Every freelance copywriter should own a copy of “Tested Advertising Methods,” written by the legendary copywriter, John Caples.

In the mid roaring twenties, 25 year old Caples made advertising history when he wrote the most famous ad of all time. It began with the words:

They laughed when I sat down at the piano.
But when I started to play---

That extraordinary ad for, of all things, mail order piano lessons, became the most successful, and most imitated ad of all time.

But apart from his remarkable writing talent, Caples changed advertising history in an even more profound way. Throughout his career, he pioneered the idea of rigorous, scientific testing for every element of ads and direct mail.

Every ad, every mailer was designated as either a test sample or a control sample. The control sample was usually the best performer from the previous test and not a single aspect of it was changed.

But the test sample was changed in one single way. It might have had a different headline, a different coupon, a different first paragraph, etc.

Then by comparing the results of the control and test samples, the ad or mailer could constantly be improved. In the next test run, the best performer of the two samples became the control for the next comparison.

Caples was such a strong advocate of testing because he saw how a campaign’s results could be dramatically improved.
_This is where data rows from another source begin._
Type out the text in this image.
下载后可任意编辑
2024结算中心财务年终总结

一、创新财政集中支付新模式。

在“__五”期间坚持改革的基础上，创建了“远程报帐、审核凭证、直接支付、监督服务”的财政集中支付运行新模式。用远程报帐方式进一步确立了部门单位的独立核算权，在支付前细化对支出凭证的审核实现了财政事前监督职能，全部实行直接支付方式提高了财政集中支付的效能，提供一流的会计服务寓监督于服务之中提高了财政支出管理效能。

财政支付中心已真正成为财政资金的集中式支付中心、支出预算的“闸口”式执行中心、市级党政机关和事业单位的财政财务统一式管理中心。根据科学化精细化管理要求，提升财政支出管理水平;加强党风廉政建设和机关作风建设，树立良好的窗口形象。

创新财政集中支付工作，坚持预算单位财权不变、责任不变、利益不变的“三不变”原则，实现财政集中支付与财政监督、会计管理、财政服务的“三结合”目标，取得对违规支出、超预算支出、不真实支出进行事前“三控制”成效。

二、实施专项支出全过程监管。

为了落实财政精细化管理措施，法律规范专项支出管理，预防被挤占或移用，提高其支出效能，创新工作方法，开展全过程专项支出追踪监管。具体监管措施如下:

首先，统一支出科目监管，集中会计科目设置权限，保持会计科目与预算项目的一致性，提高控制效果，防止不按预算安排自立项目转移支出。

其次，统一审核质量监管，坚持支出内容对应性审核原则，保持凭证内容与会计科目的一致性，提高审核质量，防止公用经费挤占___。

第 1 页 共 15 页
One time he tested to ads for the same product. Both ads were well written, both seemed to appeal to the target audience and both could have been chosen by many ad agencies as the final version.

But when the two ads were run side by side, one version pulled in 19 ½ more sales than the other.
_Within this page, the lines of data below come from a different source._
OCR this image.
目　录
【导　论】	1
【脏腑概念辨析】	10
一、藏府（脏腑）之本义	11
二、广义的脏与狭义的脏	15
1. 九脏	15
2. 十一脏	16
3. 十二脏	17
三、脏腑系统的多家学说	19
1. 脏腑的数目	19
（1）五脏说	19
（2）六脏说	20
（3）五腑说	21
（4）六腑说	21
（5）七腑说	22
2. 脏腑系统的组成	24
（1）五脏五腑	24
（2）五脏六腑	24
Had this test never been run, the agency might have been pleased with the lesser ad’s results and run it for years.

So what things can be improved by testing? Here are a few:

  1. The headline. This is the most important element of any ad, mail piece or web page. Without testing, you are leaving it to chance.

  2. What picture or graphic produces the best results? Or would no image at all be best?
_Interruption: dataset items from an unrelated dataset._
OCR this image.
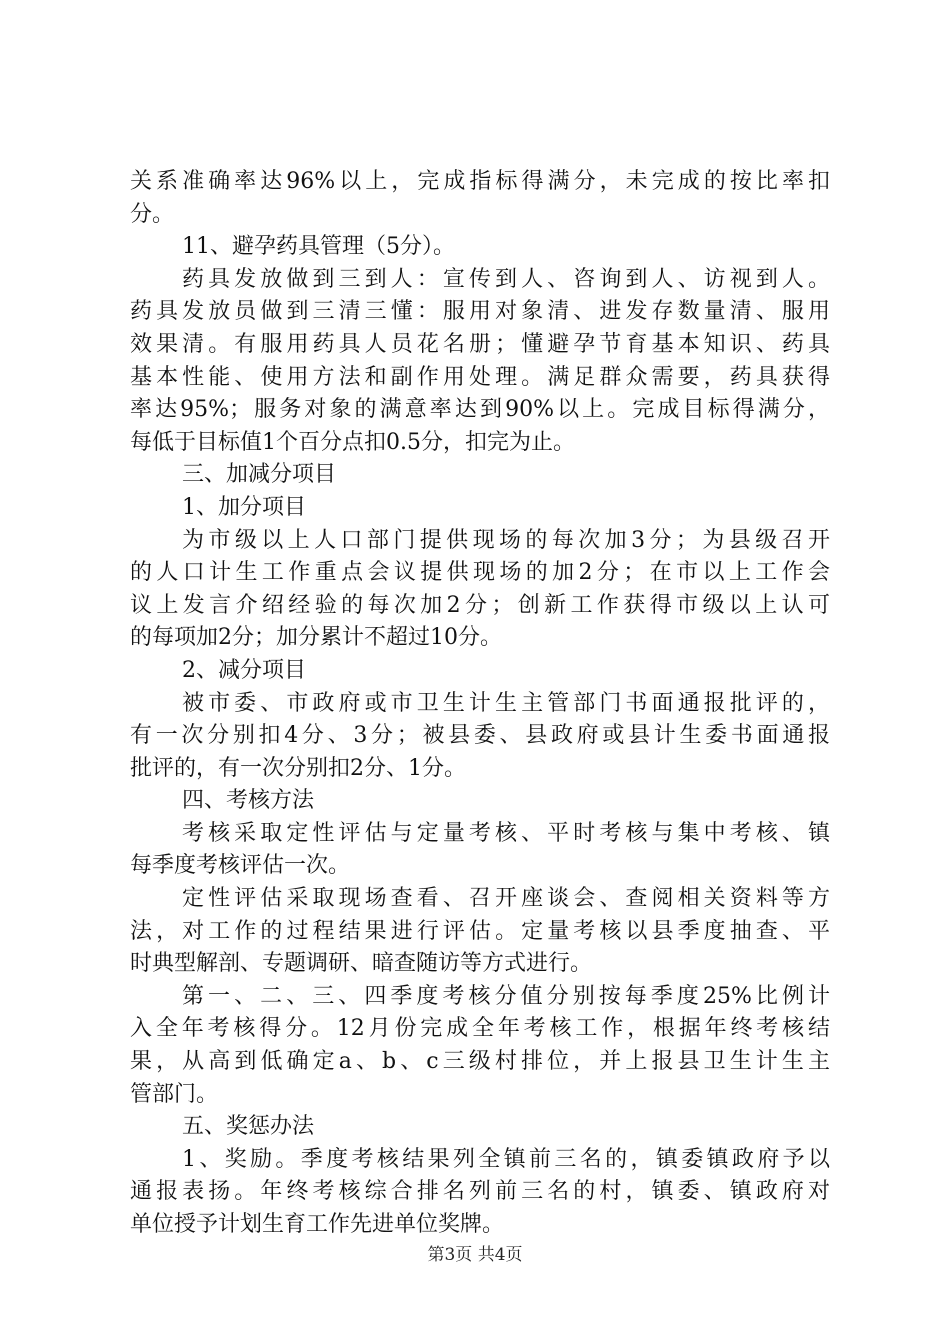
关系准确率达96%以上，完成指标得满分，未完成的按比率扣
分。
11、避孕药具管理（5分）。
药具发放做到三到人：宣传到人、咨询到人、访视到人。
药具发放员做到三清三懂：服用对象清、进发存数量清、服用
效果清。有服用药具人员花名册；懂避孕节育基本知识、药具
基本性能、使用方法和副作用处理。满足群众需要，药具获得
率达95%；服务对象的满意率达到90%以上。完成目标得满分，
每低于目标值1个百分点扣0.5分，扣完为止。
三、加减分项目
1、加分项目
为市级以上人口部门提供现场的每次加3分；为县级召开
的人口计生工作重点会议提供现场的加2分；在市以上工作会
议上发言介绍经验的每次加2分；创新工作获得市级以上认可
的每项加2分；加分累计不超过10分。
2、减分项目
被市委、市政府或市卫生计生主管部门书面通报批评的，
有一次分别扣4分、3分；被县委、县政府或县计生委书面通报
批评的，有一次分别扣2分、1分。
四、考核方法
考核采取定性评估与定量考核、平时考核与集中考核、镇
每季度考核评估一次。
定性评估采取现场查看、召开座谈会、查阅相关资料等方
法，对工作的过程结果进行评估。定量考核以县季度抽查、平
时典型解剖、专题调研、暗查随访等方式进行。
第一、二、三、四季度考核分值分别按每季度25%比例计
入全年考核得分。12月份完成全年考核工作，根据年终考核结
果，从高到低确定a、b、c三级村排位，并上报县卫生计生主
管部门。
五、奖惩办法
1、奖励。季度考核结果列全镇前三名的，镇委镇政府予以
通报表扬。年终考核综合排名列前三名的村，镇委、镇政府对
单位授予计划生育工作先进单位奖牌。
第3页 共4页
  3. Which publication(s) produce the most sales when the same ad is run side by side in competing magazines or newspapers?

  4. What appeal pulls in the most sales? The appeal is what hot button are you trying to push in the customer. Are you appealing to his need for security or his need for financial gain? Are you appealing to her need for sexual satisfaction or desire for adventure?

But how can the results of all this testing be compared? First, retail sales can provide the information needed. Laser-scanned bar codes at the checkout counter reports sales information instantly and in real time.

Another way that many consumer goods and fast food restaurants are tested is through test cities. I remember when McDonalds first introduced the breakfast burrito, I was in Indianapolis visiting my wife’s relatives. I tried the breakfast burrito and liked it. But when I got back home, I tried to order one from one of the local McDonalds and they looked at me as though I had green skin. The breakfast burritos were being tested in Indianapolis and no where else.

Finally there are key codes. If you look at a coupon for a typical direct mail ad, you will probably see something like, “Dept. XYZ.” I guarantee there is no department named XYZ at that company, but XYZ represents the key code for a particular version of the ad.

Despite the many decades of research demonstrating how testing improves the profitability of advertising, there are still many companies that spend mountains of money without testing. I hope they are winning industry awards for their creativity and the entertainment value of their ads, because their competitors will be making all the sales.